I have been in healthcare for 35+ years and there have been many discussions and debates on whether a certified coder is really necessary. Through my own experience, I would like to share with you my thoughts and findings.
Let’s start with the basics, a certification in coding requires proficiency in coding across all specialties, a knowledge of medical coding guidelines and regulations, a master of anatomy, physiology and medical terminology, and an understanding of how to integrate payer reimbursement policies (How to get CPC certified? – AAPC). This entails rigorous formal training and ongoing education. An individual must have two years or more coding experience to obtain their certification. When a coder sits for their examination, they have four hours to complete it. Now imagine if a coder obtains a specialty certification that adds to their knowledge CPT and ICD10 specifics to that specialty. That is another round of training, studying and examination.

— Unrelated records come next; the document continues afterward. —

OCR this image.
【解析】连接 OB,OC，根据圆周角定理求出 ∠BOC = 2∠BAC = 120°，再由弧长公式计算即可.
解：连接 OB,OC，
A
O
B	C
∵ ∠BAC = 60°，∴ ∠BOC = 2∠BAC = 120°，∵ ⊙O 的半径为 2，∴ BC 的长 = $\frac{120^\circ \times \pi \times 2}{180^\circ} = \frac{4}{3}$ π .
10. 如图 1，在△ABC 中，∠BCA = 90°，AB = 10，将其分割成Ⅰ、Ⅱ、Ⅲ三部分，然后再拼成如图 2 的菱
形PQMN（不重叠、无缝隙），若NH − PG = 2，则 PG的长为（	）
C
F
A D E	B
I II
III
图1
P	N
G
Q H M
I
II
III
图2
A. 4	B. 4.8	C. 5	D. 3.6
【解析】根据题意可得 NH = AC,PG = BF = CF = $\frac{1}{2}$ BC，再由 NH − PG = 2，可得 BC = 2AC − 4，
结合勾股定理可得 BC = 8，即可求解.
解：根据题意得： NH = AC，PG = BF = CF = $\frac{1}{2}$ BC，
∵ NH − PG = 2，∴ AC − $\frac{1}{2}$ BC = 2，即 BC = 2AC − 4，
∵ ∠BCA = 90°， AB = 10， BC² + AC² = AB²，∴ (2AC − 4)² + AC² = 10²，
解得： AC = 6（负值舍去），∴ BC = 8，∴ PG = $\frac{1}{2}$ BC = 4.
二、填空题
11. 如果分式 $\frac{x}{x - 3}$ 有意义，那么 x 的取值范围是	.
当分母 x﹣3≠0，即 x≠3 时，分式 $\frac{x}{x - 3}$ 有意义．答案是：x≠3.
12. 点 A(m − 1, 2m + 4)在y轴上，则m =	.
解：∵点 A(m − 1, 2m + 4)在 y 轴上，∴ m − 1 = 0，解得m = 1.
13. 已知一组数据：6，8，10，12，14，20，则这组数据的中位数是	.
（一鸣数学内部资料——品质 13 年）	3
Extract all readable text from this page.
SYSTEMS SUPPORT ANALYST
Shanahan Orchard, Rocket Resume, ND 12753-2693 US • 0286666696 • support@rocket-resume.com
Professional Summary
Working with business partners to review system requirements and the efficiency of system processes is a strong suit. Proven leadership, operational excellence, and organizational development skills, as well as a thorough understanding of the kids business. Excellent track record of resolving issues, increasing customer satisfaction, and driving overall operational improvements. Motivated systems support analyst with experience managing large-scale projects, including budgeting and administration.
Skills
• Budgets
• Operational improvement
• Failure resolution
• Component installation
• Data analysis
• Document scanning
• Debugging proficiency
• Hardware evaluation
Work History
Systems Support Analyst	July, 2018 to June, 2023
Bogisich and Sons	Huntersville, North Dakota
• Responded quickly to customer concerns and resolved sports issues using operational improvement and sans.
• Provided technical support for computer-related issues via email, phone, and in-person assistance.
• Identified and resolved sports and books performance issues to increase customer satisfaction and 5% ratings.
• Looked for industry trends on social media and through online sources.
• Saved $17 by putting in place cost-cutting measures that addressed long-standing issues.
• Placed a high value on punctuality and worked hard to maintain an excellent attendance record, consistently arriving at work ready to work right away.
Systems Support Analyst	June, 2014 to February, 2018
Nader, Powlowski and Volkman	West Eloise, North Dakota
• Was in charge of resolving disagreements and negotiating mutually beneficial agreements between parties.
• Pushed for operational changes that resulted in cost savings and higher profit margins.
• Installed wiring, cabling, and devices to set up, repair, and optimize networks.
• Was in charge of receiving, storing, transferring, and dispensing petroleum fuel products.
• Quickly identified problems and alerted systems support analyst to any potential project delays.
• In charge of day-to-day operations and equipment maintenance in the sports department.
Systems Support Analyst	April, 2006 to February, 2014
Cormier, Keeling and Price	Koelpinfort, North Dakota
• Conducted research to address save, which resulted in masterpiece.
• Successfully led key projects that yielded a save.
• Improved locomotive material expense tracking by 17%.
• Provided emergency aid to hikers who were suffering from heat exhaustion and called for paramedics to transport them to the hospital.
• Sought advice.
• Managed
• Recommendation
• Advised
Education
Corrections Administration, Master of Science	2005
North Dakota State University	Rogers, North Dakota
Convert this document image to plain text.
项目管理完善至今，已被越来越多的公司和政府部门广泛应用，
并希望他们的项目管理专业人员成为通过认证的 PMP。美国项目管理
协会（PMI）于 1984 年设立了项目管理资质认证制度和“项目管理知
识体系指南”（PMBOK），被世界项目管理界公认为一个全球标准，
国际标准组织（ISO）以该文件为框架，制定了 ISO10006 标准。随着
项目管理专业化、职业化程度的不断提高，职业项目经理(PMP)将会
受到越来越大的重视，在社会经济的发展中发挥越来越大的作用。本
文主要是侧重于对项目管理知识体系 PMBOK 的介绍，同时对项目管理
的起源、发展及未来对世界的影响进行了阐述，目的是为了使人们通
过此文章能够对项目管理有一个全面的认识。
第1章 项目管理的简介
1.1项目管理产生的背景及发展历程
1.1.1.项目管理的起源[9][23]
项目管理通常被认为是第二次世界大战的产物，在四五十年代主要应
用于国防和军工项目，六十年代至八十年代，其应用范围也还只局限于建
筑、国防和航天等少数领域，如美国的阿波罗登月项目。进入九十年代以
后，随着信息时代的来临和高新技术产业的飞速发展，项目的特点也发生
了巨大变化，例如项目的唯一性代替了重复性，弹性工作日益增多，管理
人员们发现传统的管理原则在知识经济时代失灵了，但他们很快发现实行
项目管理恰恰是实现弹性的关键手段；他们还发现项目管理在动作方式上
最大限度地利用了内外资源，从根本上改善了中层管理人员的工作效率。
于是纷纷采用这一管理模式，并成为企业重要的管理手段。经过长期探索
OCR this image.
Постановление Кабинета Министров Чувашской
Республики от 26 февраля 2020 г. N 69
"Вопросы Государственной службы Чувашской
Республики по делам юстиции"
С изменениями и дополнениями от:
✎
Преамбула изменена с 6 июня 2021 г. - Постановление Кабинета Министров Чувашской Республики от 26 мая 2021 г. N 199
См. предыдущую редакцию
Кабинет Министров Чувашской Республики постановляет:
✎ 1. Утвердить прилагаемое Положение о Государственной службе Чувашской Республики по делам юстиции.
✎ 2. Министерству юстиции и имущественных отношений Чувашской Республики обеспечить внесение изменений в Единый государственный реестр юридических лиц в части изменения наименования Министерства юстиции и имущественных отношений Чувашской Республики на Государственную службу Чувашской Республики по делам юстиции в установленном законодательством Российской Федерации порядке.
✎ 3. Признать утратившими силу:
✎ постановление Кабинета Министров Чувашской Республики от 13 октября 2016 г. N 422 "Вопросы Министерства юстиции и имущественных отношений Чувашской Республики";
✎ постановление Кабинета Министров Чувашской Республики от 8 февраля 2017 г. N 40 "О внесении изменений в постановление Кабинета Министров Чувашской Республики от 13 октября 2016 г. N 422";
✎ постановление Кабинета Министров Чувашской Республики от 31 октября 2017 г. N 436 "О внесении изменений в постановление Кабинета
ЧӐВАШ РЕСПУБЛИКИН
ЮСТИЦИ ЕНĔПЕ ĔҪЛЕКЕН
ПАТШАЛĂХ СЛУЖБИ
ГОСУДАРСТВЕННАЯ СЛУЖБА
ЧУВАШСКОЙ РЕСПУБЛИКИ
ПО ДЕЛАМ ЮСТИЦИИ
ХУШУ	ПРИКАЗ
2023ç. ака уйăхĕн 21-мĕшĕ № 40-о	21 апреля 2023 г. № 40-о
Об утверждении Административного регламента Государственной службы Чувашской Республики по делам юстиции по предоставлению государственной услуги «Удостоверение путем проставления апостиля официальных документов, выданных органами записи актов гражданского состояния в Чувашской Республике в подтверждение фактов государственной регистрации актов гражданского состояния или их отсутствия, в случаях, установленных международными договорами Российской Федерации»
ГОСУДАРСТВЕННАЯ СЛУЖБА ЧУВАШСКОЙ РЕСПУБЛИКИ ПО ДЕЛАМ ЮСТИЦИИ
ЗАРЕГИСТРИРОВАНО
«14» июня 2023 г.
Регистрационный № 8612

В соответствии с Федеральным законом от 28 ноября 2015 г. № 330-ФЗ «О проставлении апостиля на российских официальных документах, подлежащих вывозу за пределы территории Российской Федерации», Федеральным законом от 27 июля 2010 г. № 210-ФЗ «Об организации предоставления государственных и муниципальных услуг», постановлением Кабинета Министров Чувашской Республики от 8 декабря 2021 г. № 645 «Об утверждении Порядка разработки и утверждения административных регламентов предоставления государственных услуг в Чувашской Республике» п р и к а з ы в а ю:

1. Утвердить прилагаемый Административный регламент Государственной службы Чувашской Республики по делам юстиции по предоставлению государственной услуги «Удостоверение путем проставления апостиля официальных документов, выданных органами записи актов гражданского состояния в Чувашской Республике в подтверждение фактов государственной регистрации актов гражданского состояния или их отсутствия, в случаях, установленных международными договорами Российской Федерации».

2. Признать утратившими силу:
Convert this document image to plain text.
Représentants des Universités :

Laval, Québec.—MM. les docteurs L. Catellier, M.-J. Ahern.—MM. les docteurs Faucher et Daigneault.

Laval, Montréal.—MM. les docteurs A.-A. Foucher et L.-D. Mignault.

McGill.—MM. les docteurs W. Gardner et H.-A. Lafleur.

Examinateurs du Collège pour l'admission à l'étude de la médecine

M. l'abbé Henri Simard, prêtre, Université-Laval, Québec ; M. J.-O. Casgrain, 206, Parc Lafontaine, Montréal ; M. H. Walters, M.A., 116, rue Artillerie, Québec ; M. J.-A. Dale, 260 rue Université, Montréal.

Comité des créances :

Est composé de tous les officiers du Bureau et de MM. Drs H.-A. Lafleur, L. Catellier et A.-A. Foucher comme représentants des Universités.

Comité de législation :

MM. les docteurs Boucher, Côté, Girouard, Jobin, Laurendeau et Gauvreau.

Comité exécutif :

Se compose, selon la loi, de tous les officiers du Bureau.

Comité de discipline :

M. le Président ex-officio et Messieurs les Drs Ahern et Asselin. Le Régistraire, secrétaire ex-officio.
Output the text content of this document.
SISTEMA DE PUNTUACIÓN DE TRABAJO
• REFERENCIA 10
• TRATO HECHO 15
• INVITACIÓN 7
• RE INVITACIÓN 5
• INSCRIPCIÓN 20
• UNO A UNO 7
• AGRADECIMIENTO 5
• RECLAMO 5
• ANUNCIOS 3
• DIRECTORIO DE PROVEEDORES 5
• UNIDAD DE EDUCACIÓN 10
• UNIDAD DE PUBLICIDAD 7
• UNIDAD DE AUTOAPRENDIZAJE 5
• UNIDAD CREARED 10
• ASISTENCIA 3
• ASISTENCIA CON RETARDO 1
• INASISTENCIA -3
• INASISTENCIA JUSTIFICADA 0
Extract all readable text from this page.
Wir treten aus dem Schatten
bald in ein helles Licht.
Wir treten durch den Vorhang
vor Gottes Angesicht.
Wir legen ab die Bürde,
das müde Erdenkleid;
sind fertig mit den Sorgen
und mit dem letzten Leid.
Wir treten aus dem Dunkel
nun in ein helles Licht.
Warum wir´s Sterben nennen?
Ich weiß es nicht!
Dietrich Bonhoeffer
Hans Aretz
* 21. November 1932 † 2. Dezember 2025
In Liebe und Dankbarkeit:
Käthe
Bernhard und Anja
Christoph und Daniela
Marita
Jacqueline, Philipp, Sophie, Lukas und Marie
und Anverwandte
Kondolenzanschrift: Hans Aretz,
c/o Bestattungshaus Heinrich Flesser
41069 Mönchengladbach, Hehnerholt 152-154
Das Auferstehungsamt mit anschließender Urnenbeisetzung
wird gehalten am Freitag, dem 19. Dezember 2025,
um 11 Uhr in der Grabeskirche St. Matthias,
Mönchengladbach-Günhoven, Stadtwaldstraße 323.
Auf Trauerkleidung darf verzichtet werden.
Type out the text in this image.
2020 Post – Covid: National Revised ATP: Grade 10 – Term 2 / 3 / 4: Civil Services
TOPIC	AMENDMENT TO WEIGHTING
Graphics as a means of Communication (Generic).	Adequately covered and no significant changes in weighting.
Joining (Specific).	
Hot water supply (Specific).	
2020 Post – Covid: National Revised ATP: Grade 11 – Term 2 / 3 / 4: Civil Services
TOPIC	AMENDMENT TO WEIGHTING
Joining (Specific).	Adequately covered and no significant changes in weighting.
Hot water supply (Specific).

When hiring a certified coder, you’re adding a verifiable skill set to your team. These individuals participate in local and state chapters of their certified organization, which provides a built-in network. Each certifying body requires continuing education credits. These credits are similar in nature to those of providers, where webinars and conferences must be attended to achieve the CEU.
I used to think that a certification was not necessary and that experience was really all that was needed. I have had non-certified coders and certified coders on my teams in the past. But once I had a team with certified coders, I began to rethink their importance. I, myself, went most of my career without my certification. However, when my own abilities were questioned, I studied and sat for the exam. My perspective has now shifted, as I truly see the value of the certification. I have since obtained my specialty certification.
I have found that there are many advantages to having a certified coder. The certification process sets a gold standard for medical coding and coders are experts in their field. With the varying fines and penalties an organization or practice can encounter if coding is not done accurately, a certified coder significantly reduces the risk. When coding is done right, a coder can find missing revenue opportunities and can make an impact on the reduction of denials.
Along with those benefits, I have seen where clinical documentation is improved with the partnership of the coder and provider. I have also witnessed where providers will reach out directly to their coders to obtain coding advice, thereby becoming a valued resource.
So if you’re on the fence about adding a certified coder to your team or if you’re questioning the value he or she would bring, I can tell you that the knowledge and expertise that certified coders possess can impact your practice for the better – both for efficiently and accurately handling your coding and creating an added layer of protection against possible coding penalties. In addition, as part of ongoing continuing education requirements, certified coders stay up-to-date on coding and other regulatory changes that directly affect your practice.